Blitz

Le sang et les larmes, mais à la manière de Steve McQueen... Pour Apple TV+, le cinéaste britannique donne une couleur et une ampleur bien particulières à l'errance d'un gamin métis à la recherche de sa mère dans le "Blitz" londonien...
Dans l'articulation du singulier et du collectif, Blitz fait déjà écho à la bar-mitsvah d'un ado métis dans Occupied City, pur rayon de lumière au bout d'une fresque implacable sur la Shoah à Amsterdam. Autre repère dans la filmo du réalisateur Steve McQueen, celui de Small Axe, série d'anthologie sur la communauté anglo-caribéenne de la fin des années 60 au début des années 80. C'est au croisement de ces deux récits que Blitz prend toute sa valeur, et aussi parce que c'est en travaillant sur Small Axe que le cinéaste a déniché la photo d'un garçon noir sur le quai d'une gare quand les Allemands bombardaient Londres en l'an 40.
La forme, une fois de plus, surprend chez McQueen tant l'odyssée de George, un garçon métis refusant l'exil à la campagne et qui tente de rejoindre sa mère dans le déluge de feu londonien, se déploie dans une tonalité étonnamment gothique: l'échappée du train, la rencontre avec un policier noir tout droit sorti d'un conte pour enfants, la parenthèse avec des détrousseurs de cadavres telle une méga-famille Thénardier... Autant de séquences qui lorgnent parfois vers le fantastique jusqu'à nous faire craindre une évacuation du contexte historique.
Il n'en est rien. En suivant en parallèle la mère du gamin avant qu'elle ne retrouve son fils, le réalisateur superpose à sa trame façon Dickens une approche à la fois plus politique et plus sociologique.

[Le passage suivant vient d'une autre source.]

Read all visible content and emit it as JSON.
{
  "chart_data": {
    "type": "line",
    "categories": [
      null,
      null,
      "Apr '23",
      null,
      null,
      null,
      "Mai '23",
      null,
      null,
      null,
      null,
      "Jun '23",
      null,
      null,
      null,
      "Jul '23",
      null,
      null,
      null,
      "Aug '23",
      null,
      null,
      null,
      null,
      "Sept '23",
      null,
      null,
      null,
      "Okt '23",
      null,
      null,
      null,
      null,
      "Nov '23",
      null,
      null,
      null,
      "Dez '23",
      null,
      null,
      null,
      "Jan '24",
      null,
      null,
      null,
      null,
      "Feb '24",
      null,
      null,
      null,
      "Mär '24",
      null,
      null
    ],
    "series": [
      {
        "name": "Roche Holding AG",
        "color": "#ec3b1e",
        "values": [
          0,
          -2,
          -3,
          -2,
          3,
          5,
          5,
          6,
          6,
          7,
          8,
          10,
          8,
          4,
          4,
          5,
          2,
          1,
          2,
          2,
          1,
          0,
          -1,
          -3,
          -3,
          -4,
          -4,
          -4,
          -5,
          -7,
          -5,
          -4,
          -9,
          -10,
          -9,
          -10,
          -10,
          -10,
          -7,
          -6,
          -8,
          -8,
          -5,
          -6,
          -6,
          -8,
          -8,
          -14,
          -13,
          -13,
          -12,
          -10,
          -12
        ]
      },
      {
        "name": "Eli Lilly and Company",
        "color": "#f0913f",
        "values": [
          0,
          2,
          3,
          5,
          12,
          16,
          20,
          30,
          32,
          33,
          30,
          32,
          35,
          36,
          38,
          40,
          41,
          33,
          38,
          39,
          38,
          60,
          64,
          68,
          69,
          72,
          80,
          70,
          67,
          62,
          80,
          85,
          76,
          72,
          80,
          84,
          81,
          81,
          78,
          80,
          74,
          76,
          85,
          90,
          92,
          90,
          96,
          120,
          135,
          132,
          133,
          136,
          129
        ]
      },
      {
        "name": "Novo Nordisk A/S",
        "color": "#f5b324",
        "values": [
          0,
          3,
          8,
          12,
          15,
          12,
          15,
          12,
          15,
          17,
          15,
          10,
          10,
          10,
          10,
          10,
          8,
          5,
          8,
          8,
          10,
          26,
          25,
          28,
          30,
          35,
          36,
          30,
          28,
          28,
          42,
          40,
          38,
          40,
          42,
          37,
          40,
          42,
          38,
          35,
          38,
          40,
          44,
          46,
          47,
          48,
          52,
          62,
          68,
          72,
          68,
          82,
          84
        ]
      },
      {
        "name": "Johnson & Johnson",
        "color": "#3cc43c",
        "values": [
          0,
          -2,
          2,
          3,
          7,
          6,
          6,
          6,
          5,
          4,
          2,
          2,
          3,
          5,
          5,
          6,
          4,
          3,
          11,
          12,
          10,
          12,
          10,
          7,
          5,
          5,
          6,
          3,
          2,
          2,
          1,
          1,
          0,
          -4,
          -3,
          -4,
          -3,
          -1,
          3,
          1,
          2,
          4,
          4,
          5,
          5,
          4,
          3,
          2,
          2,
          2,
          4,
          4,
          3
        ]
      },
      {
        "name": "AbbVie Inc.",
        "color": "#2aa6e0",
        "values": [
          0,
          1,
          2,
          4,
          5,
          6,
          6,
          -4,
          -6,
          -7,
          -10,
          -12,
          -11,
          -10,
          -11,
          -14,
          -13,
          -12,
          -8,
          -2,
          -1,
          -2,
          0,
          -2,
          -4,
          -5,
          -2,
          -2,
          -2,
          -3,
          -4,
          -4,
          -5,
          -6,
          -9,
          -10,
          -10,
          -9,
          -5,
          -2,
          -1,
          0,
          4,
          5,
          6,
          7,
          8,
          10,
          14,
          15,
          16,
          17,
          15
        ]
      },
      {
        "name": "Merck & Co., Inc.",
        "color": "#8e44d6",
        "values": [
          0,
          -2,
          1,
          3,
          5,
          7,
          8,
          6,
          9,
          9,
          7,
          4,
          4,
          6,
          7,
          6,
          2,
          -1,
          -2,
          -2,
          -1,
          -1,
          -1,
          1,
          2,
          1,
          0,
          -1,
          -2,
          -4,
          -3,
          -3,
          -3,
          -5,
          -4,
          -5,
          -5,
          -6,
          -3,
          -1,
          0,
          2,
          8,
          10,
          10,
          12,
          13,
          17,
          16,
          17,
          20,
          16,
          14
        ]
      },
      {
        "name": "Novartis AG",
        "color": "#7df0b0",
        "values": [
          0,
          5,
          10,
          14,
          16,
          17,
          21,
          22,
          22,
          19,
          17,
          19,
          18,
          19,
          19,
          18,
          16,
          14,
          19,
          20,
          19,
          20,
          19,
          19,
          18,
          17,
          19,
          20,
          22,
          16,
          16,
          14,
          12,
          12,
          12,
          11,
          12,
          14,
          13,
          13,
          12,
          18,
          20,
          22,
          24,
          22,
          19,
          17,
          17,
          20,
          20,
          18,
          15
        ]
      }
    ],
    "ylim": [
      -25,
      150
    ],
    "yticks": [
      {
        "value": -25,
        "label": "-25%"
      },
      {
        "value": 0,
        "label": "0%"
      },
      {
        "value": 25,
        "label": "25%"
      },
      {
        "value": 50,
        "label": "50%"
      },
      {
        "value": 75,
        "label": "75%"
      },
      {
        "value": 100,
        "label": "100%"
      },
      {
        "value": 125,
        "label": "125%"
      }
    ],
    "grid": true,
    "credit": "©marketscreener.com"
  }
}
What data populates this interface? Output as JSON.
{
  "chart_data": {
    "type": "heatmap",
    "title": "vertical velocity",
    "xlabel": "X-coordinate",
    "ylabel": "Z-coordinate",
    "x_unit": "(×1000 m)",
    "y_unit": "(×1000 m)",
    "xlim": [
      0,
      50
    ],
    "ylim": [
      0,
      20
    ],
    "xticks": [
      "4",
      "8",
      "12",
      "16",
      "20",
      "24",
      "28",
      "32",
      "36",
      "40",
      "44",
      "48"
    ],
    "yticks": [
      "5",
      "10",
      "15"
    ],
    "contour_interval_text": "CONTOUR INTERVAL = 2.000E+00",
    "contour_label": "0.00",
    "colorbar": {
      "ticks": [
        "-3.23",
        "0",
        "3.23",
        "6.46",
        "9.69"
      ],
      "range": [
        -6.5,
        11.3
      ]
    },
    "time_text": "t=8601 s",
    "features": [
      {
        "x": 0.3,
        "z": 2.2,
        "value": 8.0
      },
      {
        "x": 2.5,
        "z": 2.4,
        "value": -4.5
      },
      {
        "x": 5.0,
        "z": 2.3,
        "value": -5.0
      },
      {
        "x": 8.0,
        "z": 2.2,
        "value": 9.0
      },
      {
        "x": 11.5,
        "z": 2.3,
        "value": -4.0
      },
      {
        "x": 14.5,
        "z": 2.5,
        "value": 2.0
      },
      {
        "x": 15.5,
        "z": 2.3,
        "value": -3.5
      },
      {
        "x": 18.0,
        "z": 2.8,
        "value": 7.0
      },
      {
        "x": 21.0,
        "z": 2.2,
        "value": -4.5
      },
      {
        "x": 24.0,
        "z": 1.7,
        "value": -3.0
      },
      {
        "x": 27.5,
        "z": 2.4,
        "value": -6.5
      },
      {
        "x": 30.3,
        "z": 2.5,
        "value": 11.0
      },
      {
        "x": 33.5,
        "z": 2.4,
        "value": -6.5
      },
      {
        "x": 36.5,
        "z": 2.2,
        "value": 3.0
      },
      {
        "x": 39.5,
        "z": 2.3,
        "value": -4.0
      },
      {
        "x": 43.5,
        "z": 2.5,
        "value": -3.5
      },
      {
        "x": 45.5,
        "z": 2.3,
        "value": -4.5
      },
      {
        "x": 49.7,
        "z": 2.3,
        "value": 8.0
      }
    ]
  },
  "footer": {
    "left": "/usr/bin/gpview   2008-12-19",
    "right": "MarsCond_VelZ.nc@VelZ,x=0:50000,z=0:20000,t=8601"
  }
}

Employée dans une usine de munitions, la jeune femme incarne une âme ouvrière dont McQueen explore le quotidien au féminin pluriel durant cette période sombre de l'histoire britannique: comment fabriquer une robe, quel film aller voir au cinéma... Des femmes en lutte, également, qui échappent enfin au statut de veuve éplorée ou de figure de l'ombre.
De manière plus globale, le réalisateur renverse l'image d'une société prétendument unie dans le "sang et les larmes" promis par le camarade Churchill alors qu'elle restait en vérité traversée par des enjeux de classes, de genres et de couleurs de peau, à l'instar du sort réservé au père de George, originaire de la Grenade. Malgré un excès de schématisme sur une ou deux séquences, le cœur se soulève lorsque ces "salauds de pauvres" sont refoulés des stations de métro à l'approche des raids afin de ne pas perturber la circulation des rames. La malchance y ajoute son grain de sel, notamment lorsque la Luftwaffe nazie fait exploser des conduites d'égout, créant un tsunami dramatique dans certaines stations.
Visuellement, le metteur en scène et l'artiste plasticien, une fois de plus, ne font qu'un, ménageant à la fois des plans poétiques, jusqu'à l'abstraction, et des séquences d'une ampleur esthétique sidérante dans les ruines de Londres, mais aussi dans les pubs où deux séquences jazz donnent véritablement le tournis. Mention spéciale, enfin, au tout jeune Elliott Heffernan qui donne à ce personnage d'enfant autant de force que de vulnérabilité, avec à ses côtés l'émouvante Saoirse Ronan dans le rôle de la mère ainsi que deux personnalités venant d'un autre univers, les chanteurs Paul Weller et Benjamin Clementine.